Neighborhoods with the hottest parking politics mostly aren’t taking advantage of permit parking.

Parking is typically a contentious topic at neighborhood zoning meetings. But in neighborhoods like South Philly, Northern Liberties, or Fishtown, where the streets are extra narrow and the curb parking crunch is still a relatively recent fact of life, emotions can run especially raw.

Still these neighborhoods aren’t availing themselves of the option to manage much curb parking through meters or residential permits.

Nobody likes to start paying for something they’re used to getting for free, but the flipside is that permits make it harder for non-residents and commuters to treat these neighborhoods like Park n’ Rides, leaving their cars in areas with more convenient free curb parking, and taking transit the rest of the way to work.

Looking at the blocks on either side of the Broad Street Line in South Philly, or the Market Frankford El in West Philly, it’s clear neighbors of blocks near transit stops are wise to this issue, while neighborhoods off of I-95 close to MFL stations mostly haven’t adopted permit parking yet.

Northwest Philly | Parkadelphia
Image: Parkadelphia (Parkadelphia)

Residential permits + Commercial Corridors

Parking meters are widely used in many different areas of the city, even if those clusters of meters aren’t typically very expansive. (Ancona cautioned that she is still cleaning and reviewing the data on parking meter locations and you can report any errors you see on the Parkadelphia site. Metered streets are in yellow on the map, indicating they’re still under review for data accuracy. Confirmed metered streets are in red.)
Outside of Center City meters are common on neighborhood commercial streets and a handful of side streets, with residential permit blocks hugging the metered areas, though there are exceptions.

It’s common for neighbors to petition for permits to protect their blocks from overflow parking from commercial corridors, but there’s a concern that corridors could be harmed if there are too many residential permit blocks nearby.

Two-hour time limits and the requirement that cars be moved to a completely different block notoriously make life difficult for employees and visitors, and over-allocating nearby street spaces to long-term residential parking can deny businesses the curb turnover they need to support sufficient foot traffic.

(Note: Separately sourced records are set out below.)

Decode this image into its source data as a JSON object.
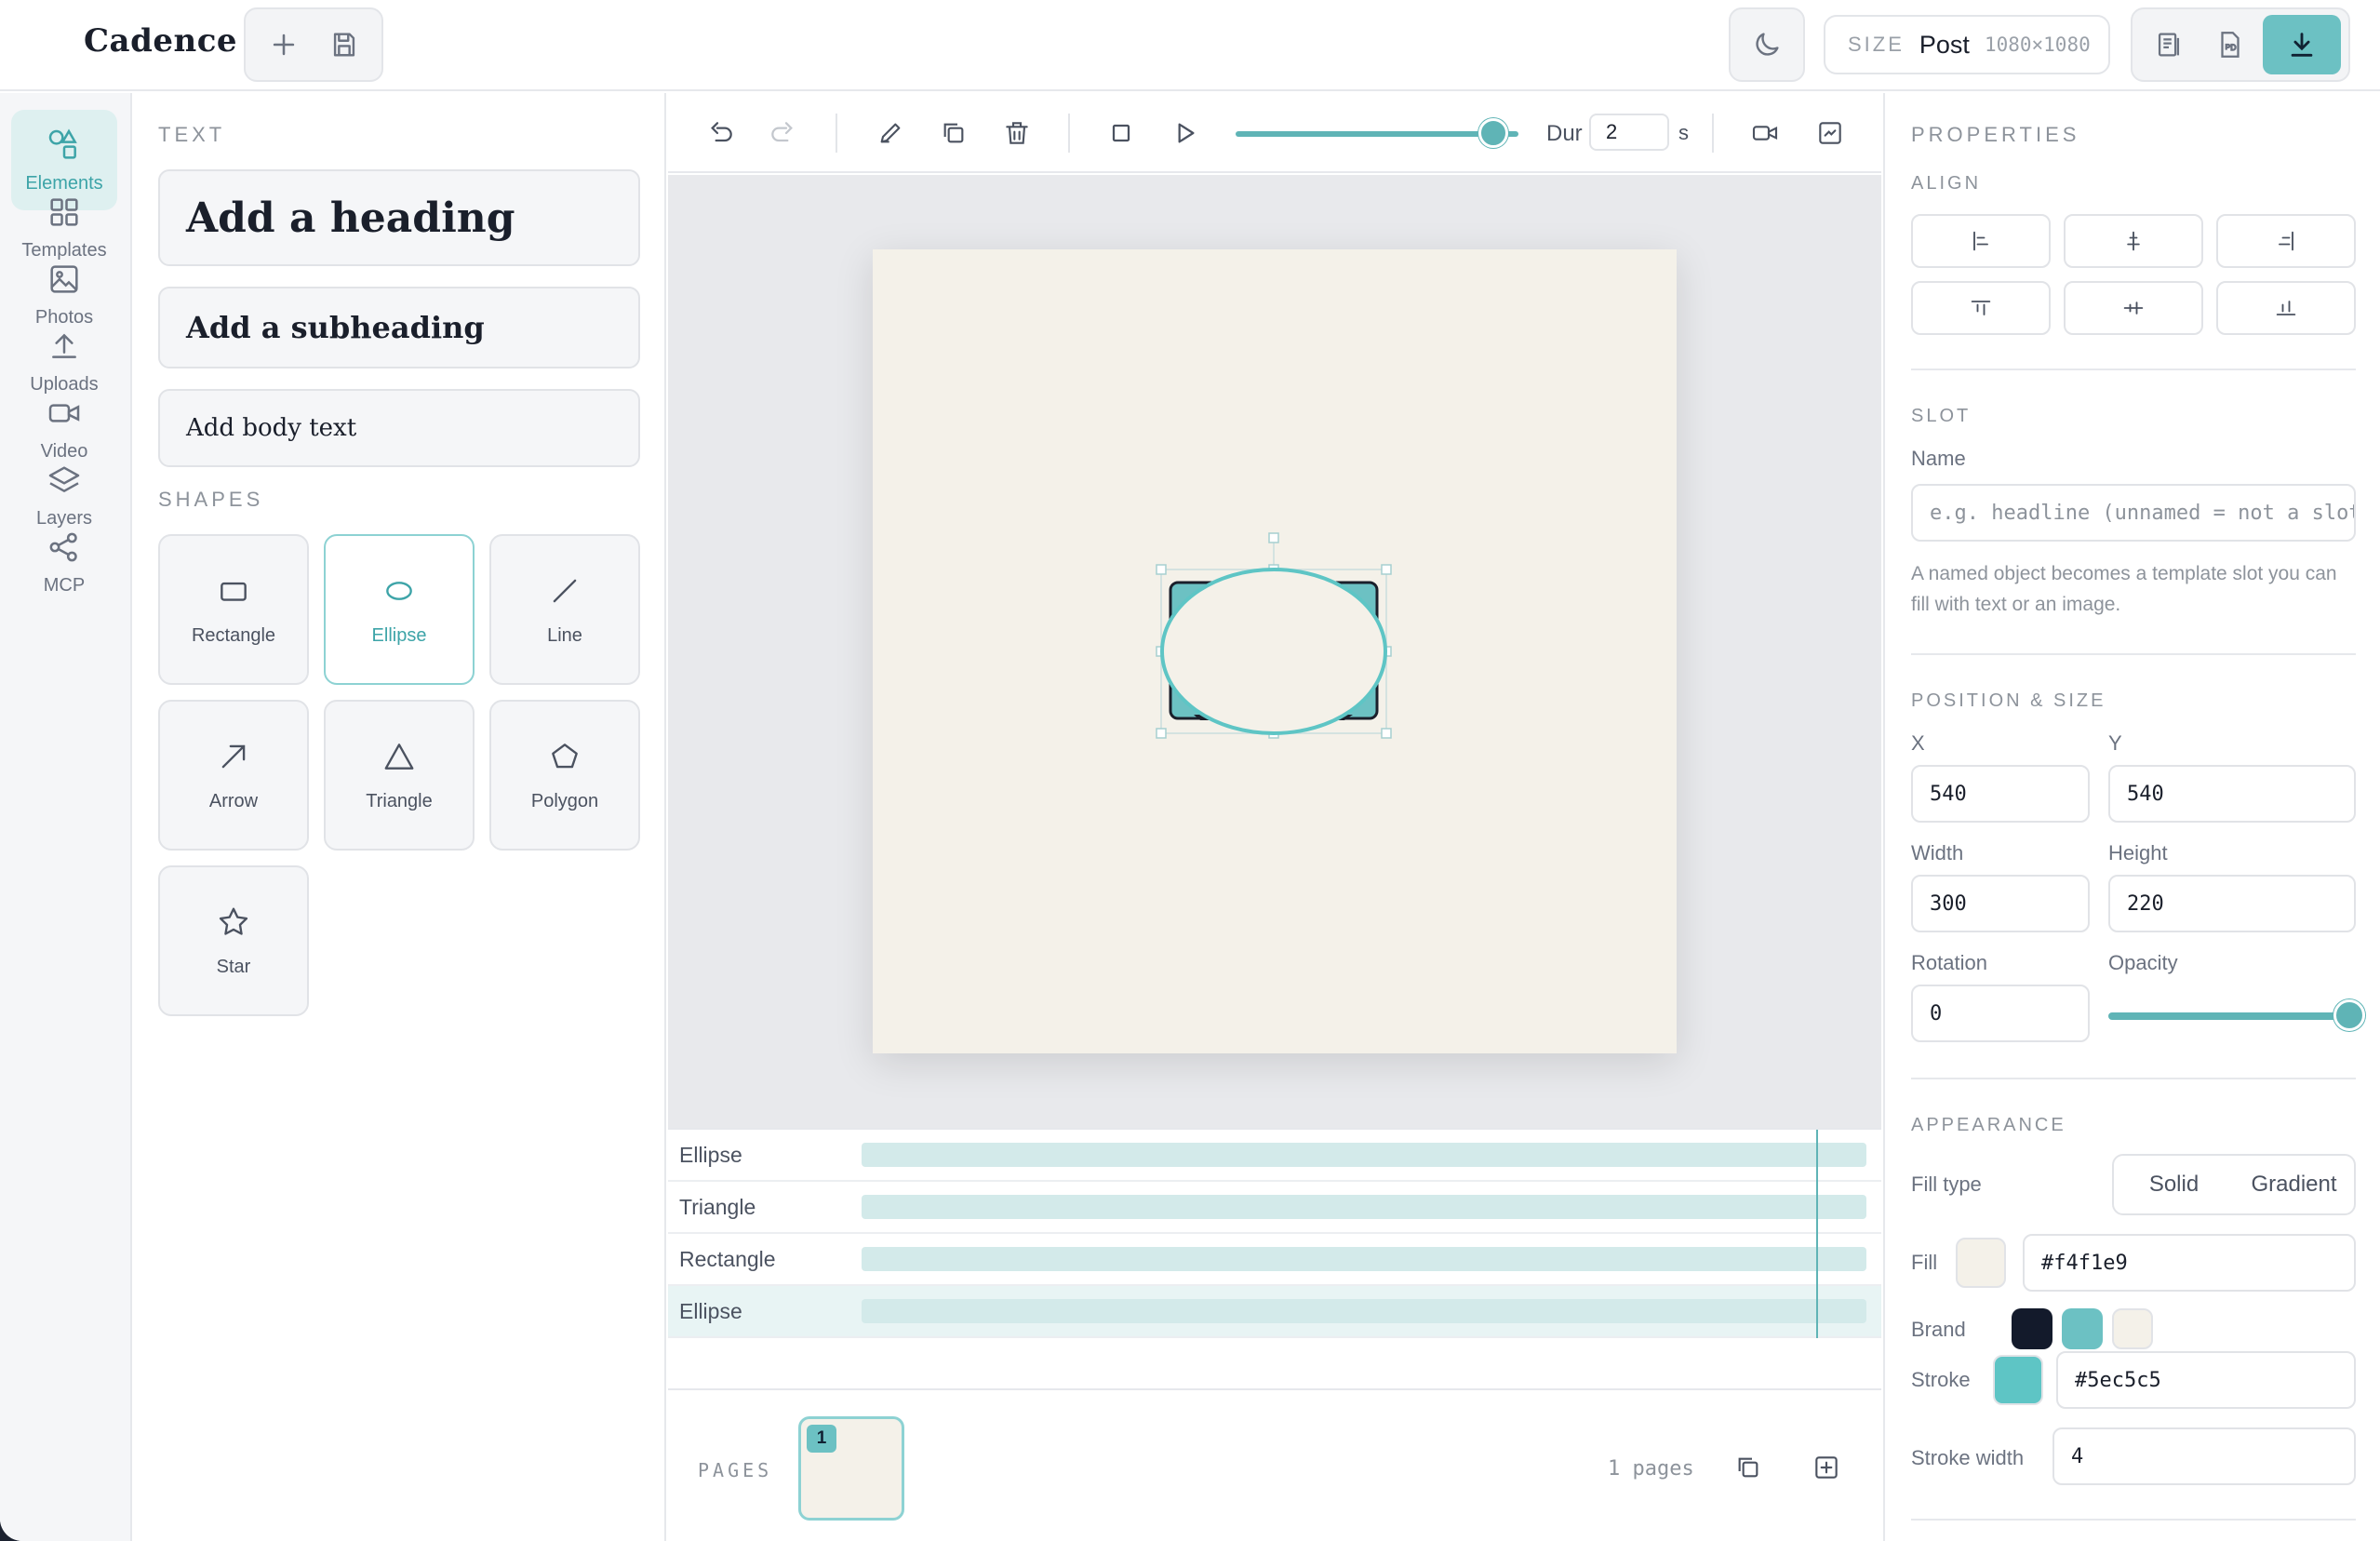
{
  "app": {
    "title": "Cadence"
  },
  "header": {
    "size_label": "SIZE",
    "size_value": "Post",
    "size_dims": "1080×1080"
  },
  "rail": {
    "items": [
      {
        "label": "Elements",
        "icon": "shapes-icon"
      },
      {
        "label": "Templates",
        "icon": "grid-icon"
      },
      {
        "label": "Photos",
        "icon": "image-icon"
      },
      {
        "label": "Uploads",
        "icon": "upload-icon"
      },
      {
        "label": "Video",
        "icon": "video-icon"
      },
      {
        "label": "Layers",
        "icon": "layers-icon"
      },
      {
        "label": "MCP",
        "icon": "share-icon"
      }
    ]
  },
  "panel": {
    "text_title": "TEXT",
    "heading": "Add a heading",
    "subheading": "Add a subheading",
    "body": "Add body text",
    "shapes_title": "SHAPES",
    "shapes": [
      "Rectangle",
      "Ellipse",
      "Line",
      "Arrow",
      "Triangle",
      "Polygon",
      "Star"
    ]
  },
  "toolbar": {
    "duration_label": "Dur",
    "duration_value": "2",
    "duration_unit": "s",
    "scrub_level": 0.91
  },
  "canvas": {
    "background": "#f4f1e9",
    "accent": "#5ec5c5"
  },
  "timeline": {
    "layers": [
      "Ellipse",
      "Triangle",
      "Rectangle",
      "Ellipse"
    ]
  },
  "pages": {
    "label": "PAGES",
    "current": "1",
    "count_text": "1 pages"
  },
  "props": {
    "title": "PROPERTIES",
    "align_title": "ALIGN",
    "slot_title": "SLOT",
    "name_label": "Name",
    "name_placeholder": "e.g. headline (unnamed = not a slot)",
    "slot_hint": "A named object becomes a template slot you can fill with text or an image.",
    "pos_title": "POSITION & SIZE",
    "x_label": "X",
    "x_value": "540",
    "y_label": "Y",
    "y_value": "540",
    "w_label": "Width",
    "w_value": "300",
    "h_label": "Height",
    "h_value": "220",
    "rot_label": "Rotation",
    "rot_value": "0",
    "opacity_label": "Opacity",
    "opacity_level": 1.0,
    "appearance_title": "APPEARANCE",
    "fill_type_label": "Fill type",
    "fill_solid": "Solid",
    "fill_gradient": "Gradient",
    "fill_label": "Fill",
    "fill_value": "#f4f1e9",
    "brand_label": "Brand",
    "brand_colors": [
      "#131a2b",
      "#6cc1c3",
      "#f4f1e9"
    ],
    "stroke_label": "Stroke",
    "stroke_value": "#5ec5c5",
    "stroke_width_label": "Stroke width",
    "stroke_width_value": "4"
  }
}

In a recent article from Pittsburgh on this topic, a South Side business owner compared aggressive residential permitting to General Winfield Scott’s “anaconda plan” to strangle the Confederate economy.

Less dramatically, curb-parking management is an underappreciated aspect of commercial corridor revitalization that could benefit from clearer and more comprehensive thinking from the Kenney administration and the PPA.

Scooter parking areas | Parkadelphia
Image: Parkadelphia (Parkadelphia)

The ascent of scooter parking.

City Council changed the parking rules for scooters in 2013, and since then, about four dozen on-street scooter parking areas have appeared, mostly around Center City.

For context, there are fewer than a dozen on-street bike parking corrals.